There is a small town center on Galiano with a bakery, a bookstore and a few other familiar businesses from another time. We stop at the market and are amazed at the the selection of DVDs for rent and quality of produce, leaving with peaches and fresh dates still on the branch. We’ve been coming to Galiano regularly for a couple of years now, but it still seems uncharted. We drive aimlessly, stopping when we want, eventually arriving at the crescent shaped, white-shell beach of Montague Harbour. It’s the most frequently recommended destination on the island, but we still have it to ourselves today. We’re treated to a private sunset painted in pink and turquoise jewel tones. We head back to the car and towards our dinner reservation at Pilgrimme where, for the third time, we eat the best meal of our lives.
We’re sleeping in the back of the Volvo on this trip. Galiano has ample and diverse accommodation options, but Rachel made me promise we would camp in the car at least once this summer. We pull over just off the road at a lookout called Lover’s Leap. There are no streetlights this far north on the island, but you can still see and hear the ocean below through the darkness. We fall asleep with red wine straight from the bottle and wake up with the sun.

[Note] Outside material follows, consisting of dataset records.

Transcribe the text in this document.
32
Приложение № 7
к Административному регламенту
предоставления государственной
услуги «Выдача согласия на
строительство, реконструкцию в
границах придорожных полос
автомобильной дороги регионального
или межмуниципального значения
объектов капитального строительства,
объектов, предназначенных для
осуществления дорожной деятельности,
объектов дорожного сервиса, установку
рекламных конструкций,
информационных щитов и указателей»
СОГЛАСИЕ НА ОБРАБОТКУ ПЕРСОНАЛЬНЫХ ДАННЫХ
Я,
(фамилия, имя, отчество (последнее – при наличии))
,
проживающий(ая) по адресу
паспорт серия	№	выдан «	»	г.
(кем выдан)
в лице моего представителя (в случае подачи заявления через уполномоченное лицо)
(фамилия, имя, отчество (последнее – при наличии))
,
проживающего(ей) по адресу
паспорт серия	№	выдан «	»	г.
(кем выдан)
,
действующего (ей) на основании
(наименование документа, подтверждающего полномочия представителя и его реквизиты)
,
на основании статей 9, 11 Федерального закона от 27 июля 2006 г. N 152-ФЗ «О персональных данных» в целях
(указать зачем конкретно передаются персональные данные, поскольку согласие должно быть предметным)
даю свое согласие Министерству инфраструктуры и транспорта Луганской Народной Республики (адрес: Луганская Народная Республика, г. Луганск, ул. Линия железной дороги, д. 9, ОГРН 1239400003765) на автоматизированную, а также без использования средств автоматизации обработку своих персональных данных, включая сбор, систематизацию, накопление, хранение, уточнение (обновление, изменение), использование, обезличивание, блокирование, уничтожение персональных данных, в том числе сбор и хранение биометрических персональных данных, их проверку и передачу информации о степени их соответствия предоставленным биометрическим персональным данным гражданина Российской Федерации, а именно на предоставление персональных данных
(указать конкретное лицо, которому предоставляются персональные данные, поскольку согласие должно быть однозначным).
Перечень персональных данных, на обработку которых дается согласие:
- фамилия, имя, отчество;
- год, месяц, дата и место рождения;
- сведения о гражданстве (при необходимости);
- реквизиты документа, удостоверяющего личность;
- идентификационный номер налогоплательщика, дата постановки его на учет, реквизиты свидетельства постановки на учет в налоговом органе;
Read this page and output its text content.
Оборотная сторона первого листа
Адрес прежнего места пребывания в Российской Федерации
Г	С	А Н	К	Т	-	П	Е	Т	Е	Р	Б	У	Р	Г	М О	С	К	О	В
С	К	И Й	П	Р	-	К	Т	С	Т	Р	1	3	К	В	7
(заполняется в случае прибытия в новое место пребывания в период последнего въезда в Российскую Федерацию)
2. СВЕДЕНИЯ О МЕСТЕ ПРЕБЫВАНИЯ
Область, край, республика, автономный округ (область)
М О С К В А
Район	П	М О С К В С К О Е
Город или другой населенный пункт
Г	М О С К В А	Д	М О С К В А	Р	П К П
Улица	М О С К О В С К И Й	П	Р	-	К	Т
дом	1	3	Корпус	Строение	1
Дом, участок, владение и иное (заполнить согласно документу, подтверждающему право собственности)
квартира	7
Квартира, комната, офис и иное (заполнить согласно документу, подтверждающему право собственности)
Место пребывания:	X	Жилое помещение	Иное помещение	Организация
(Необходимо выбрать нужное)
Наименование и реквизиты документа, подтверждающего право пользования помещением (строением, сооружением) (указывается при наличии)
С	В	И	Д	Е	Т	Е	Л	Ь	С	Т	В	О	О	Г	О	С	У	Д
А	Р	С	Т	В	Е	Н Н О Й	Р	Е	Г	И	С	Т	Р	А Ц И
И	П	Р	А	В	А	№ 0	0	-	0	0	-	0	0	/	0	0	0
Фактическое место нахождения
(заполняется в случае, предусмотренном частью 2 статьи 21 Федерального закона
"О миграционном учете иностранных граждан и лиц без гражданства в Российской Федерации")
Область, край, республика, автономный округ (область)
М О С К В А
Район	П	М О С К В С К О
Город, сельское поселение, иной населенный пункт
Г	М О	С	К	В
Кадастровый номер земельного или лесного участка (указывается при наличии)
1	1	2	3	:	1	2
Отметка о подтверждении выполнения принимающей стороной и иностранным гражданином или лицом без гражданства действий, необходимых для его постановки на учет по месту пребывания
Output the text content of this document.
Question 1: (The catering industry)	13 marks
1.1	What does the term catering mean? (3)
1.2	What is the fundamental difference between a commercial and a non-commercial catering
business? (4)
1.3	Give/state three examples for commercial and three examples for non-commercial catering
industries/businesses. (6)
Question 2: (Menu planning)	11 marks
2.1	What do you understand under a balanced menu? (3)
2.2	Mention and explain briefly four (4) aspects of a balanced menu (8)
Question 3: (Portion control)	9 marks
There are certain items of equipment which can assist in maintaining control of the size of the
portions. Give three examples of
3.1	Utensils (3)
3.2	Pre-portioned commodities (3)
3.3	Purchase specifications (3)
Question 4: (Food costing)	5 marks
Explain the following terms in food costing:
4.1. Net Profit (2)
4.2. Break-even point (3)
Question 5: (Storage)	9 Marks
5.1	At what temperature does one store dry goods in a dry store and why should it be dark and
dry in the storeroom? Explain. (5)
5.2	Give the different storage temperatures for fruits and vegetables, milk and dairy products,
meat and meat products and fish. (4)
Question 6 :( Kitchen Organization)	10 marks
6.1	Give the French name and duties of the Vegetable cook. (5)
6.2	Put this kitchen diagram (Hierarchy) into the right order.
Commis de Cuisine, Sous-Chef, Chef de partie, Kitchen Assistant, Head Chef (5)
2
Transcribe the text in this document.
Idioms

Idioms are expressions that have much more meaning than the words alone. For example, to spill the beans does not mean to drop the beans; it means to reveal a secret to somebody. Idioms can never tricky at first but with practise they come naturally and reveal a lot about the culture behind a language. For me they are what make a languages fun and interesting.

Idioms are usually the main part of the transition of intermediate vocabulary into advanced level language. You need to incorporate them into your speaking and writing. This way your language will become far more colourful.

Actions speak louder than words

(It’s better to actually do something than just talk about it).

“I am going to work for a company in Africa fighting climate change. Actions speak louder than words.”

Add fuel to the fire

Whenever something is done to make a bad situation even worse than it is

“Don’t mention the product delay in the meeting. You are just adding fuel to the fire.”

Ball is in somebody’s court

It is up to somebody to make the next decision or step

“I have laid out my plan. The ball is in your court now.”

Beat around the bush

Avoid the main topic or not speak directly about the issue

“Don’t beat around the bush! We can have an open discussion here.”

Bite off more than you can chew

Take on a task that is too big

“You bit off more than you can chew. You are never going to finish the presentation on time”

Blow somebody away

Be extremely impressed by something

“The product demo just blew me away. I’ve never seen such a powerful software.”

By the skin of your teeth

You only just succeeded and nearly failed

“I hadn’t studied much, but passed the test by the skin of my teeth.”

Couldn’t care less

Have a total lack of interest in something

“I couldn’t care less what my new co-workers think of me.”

Our morning destination is a series of sandstone caves carved out of the western coastline of the island, where we stop to breakfast on bread, fruit and cheese. Once again we are alone, watching the early morning sailboats and neighboring Salt Spring Island looming close in the background. For another hour or two we wander shaded paths lined with Arbutus trees shedding their red bark and revealing the fresh green of new growth beneath. Our ferry home is departing soon. We board the vessel, the Queen of Cumberland, and let her carry us gently back to reality.
When asked to describe Galiano the adjective you’ll most often hear is “magical”, which sounds a bit flowery and vague. But magic has always been used to describe things we can’t properly explain. Galiano and the other Gulf Islands just don’t make sense in so many ways. The logistics of life in these small communities seem nearly impossible to an outsider, the economics of it just don’t add up. How can a world class restaurant survive in a population of a thousand? How can artists thrive without an audience? How can somewhere so accessible transport you so far away? Of course the point isn’t to answer the questions, but rather to see there exists a different way of doing things.